Hi Tim,
>> 4) It _could_ be possible that I have mixed
>> two versions of LAM (installed is a 6.5.4(!),
>> I use a 7.1.beta). I tried to avoid problems
>> using a new $PATH, $LD_LIBRARY_PATH, and
>> -I/xxx in the Makefile. But I am not sure ...
>
>
> PATH must be set up on each node so that the new installation is used by
> lamboot and while running. I can't understand why updates of a
> supposedly supported version of linux continue to use such old version
> of lam (and binutils, gcc). If you configure your lam with
> --prefix=/usr it will over-write the old one entirely, and there is no
> question of mix-up. Yes, it will fail if the nodes don't all see the
> same lam installation on PATH.
If I had the root password I would do a clean install
of the new LAM version over the old version ...
What I did is:
1) ./configure --prefix=<my_lam_dir>
2) in the .bashrc:
export $PATH="<my_lam_dir>/bin:$PATH"
export $LD_LIBRARY_PATH="<my_lam_dir>/lib:$LD_LIBRARY_PATH"
3) in the Makefile:
mpiCC -I<my_lam_dir>/include
This seems to work because I can run LAM programs.
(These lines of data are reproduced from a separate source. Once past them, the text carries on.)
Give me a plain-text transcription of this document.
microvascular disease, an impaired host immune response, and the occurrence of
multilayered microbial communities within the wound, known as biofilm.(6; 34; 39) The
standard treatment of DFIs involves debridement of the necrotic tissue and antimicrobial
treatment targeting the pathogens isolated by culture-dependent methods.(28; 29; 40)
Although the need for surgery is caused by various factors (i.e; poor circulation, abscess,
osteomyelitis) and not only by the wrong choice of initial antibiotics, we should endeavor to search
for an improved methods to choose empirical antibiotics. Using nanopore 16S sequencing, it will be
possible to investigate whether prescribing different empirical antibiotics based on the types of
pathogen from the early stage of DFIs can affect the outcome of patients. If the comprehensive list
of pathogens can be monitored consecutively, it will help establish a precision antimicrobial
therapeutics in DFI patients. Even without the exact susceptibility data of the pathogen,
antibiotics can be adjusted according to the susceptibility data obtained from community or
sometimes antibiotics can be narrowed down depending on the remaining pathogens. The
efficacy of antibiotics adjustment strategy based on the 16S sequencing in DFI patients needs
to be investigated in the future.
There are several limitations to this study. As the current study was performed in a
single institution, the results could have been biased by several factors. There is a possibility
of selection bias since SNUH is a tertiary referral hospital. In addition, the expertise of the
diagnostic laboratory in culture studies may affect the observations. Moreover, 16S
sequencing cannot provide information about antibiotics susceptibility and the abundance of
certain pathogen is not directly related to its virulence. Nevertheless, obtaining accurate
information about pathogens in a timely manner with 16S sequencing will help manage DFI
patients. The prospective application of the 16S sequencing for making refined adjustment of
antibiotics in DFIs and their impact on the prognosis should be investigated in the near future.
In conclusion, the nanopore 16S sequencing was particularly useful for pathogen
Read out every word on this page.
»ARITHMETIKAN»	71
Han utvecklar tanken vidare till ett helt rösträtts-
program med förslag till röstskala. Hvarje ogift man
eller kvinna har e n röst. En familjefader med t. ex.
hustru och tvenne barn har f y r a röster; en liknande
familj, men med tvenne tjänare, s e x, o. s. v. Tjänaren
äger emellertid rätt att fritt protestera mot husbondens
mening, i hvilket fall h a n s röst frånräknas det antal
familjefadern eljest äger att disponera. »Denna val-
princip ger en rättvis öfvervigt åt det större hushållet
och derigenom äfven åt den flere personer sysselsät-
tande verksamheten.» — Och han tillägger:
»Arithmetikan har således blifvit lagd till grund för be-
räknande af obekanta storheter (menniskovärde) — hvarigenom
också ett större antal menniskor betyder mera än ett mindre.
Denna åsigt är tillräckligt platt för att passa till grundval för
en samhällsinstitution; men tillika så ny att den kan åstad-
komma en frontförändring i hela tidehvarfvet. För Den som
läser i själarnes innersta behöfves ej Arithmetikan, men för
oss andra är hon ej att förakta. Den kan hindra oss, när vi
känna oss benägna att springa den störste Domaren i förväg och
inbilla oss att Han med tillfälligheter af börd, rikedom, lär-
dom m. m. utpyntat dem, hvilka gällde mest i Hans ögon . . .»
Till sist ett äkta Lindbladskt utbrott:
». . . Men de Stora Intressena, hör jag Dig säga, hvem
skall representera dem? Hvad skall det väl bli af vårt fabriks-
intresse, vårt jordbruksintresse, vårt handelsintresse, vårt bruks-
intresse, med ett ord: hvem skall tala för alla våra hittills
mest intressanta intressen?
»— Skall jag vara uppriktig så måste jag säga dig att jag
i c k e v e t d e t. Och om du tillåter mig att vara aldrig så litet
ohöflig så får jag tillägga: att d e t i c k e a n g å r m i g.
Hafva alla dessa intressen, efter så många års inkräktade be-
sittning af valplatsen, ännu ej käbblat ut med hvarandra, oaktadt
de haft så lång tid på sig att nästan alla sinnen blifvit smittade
My problem is the Infiniband RPI. Usind 'mpirun ... -ssi rpi ib ...'
I get the errors:
----------------------
An erroneous completion was generated while polling for the Infiniband
completion queue
The exact error string returned by Infiniband API is as follows:
"Operation Completed Successfully"
----------------------
So it seems infiniband API return a success but LAM thinks this
is a error ...
Any ideas?
Bye and thanks,
Charlie
|